Il signor Fogg scrisse queste date sopra un itinerario disposto a colonne che indicava, — dal 2 ottobre fino al 21 dicembre, — il mese, il giorno, gli arrivi regolamentari e gli arrivi effettivi in ciascun punto principale, Parigi, Brindisi, Suez, Bombay, Calcutta, Singapore, Hong-Kong, Yokohama, San Francisco, Nuova York, Liverpool, Londra, e che permetteva di calcolare con un’occhiata il guadagno di tempo ottenuto o la perdita subita in ogni singola località del tratto percorso.

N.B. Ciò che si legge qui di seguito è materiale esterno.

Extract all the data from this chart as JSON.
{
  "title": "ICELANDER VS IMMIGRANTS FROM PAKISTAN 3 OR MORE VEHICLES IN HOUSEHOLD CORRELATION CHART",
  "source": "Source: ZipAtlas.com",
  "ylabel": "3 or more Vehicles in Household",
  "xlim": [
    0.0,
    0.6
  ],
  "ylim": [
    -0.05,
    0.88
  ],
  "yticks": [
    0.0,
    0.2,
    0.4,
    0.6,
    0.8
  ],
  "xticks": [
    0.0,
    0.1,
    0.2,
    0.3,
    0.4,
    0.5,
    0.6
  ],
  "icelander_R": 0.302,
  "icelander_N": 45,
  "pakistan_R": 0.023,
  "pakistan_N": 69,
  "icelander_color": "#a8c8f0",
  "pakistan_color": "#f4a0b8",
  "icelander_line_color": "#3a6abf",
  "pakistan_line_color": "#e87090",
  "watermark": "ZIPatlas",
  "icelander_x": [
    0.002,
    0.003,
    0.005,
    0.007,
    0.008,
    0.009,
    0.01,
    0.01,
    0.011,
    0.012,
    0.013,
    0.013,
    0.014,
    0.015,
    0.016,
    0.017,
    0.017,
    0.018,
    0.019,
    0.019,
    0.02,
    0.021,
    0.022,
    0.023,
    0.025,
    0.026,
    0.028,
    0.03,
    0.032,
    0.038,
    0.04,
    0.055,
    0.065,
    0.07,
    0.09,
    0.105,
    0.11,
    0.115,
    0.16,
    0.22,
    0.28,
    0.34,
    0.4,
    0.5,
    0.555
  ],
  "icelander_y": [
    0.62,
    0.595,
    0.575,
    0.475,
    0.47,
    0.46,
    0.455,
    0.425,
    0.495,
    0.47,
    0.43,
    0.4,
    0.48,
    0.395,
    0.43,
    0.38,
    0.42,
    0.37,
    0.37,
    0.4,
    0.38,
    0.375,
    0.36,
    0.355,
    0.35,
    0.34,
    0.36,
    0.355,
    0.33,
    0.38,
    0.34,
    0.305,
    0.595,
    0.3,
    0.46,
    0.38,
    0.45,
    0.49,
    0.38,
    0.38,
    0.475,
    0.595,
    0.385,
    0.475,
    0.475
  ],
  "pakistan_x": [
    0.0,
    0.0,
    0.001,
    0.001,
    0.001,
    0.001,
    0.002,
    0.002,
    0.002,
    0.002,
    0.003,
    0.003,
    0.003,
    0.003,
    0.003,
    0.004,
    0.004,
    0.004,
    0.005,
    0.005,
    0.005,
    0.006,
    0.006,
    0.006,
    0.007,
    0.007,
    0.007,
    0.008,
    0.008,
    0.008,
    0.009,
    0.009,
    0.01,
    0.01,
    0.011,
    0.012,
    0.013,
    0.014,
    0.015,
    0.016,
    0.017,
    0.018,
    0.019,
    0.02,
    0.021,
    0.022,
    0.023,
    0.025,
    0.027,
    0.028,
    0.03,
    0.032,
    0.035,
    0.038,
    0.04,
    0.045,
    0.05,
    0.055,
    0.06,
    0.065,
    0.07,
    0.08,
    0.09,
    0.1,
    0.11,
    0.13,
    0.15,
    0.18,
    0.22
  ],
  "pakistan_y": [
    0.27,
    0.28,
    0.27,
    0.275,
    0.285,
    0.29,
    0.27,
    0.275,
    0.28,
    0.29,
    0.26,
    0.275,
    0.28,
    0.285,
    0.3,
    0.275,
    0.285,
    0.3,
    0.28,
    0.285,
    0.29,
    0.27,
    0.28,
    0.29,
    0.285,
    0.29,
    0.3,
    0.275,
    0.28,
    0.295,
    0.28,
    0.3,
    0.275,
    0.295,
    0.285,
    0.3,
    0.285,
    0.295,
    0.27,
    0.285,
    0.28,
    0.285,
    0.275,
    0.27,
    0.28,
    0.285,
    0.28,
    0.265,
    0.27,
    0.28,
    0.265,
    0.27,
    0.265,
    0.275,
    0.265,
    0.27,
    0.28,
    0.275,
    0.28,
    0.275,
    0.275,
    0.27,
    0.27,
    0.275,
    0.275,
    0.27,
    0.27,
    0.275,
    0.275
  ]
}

Questo metodico itinerario teneva per tal modo conto di tutto, ed il signor Fogg sapeva sempre se era in anticipazione o in ritardo.

Egli annotò dunque, quel giorno, mercoledì 9 ottobre, il suo arrivo a Suez, che concordando coll’arrivo regolamentare, non lo costituiva nè in guadagno nè in perdita.

Indi si fece servire da colazione nel suo camerino. Quanto al vedere la città, ei non ci pensava neppure, essendo di quella razza d’inglesi che fanno visitare dal loro servo i paesi che attraversano.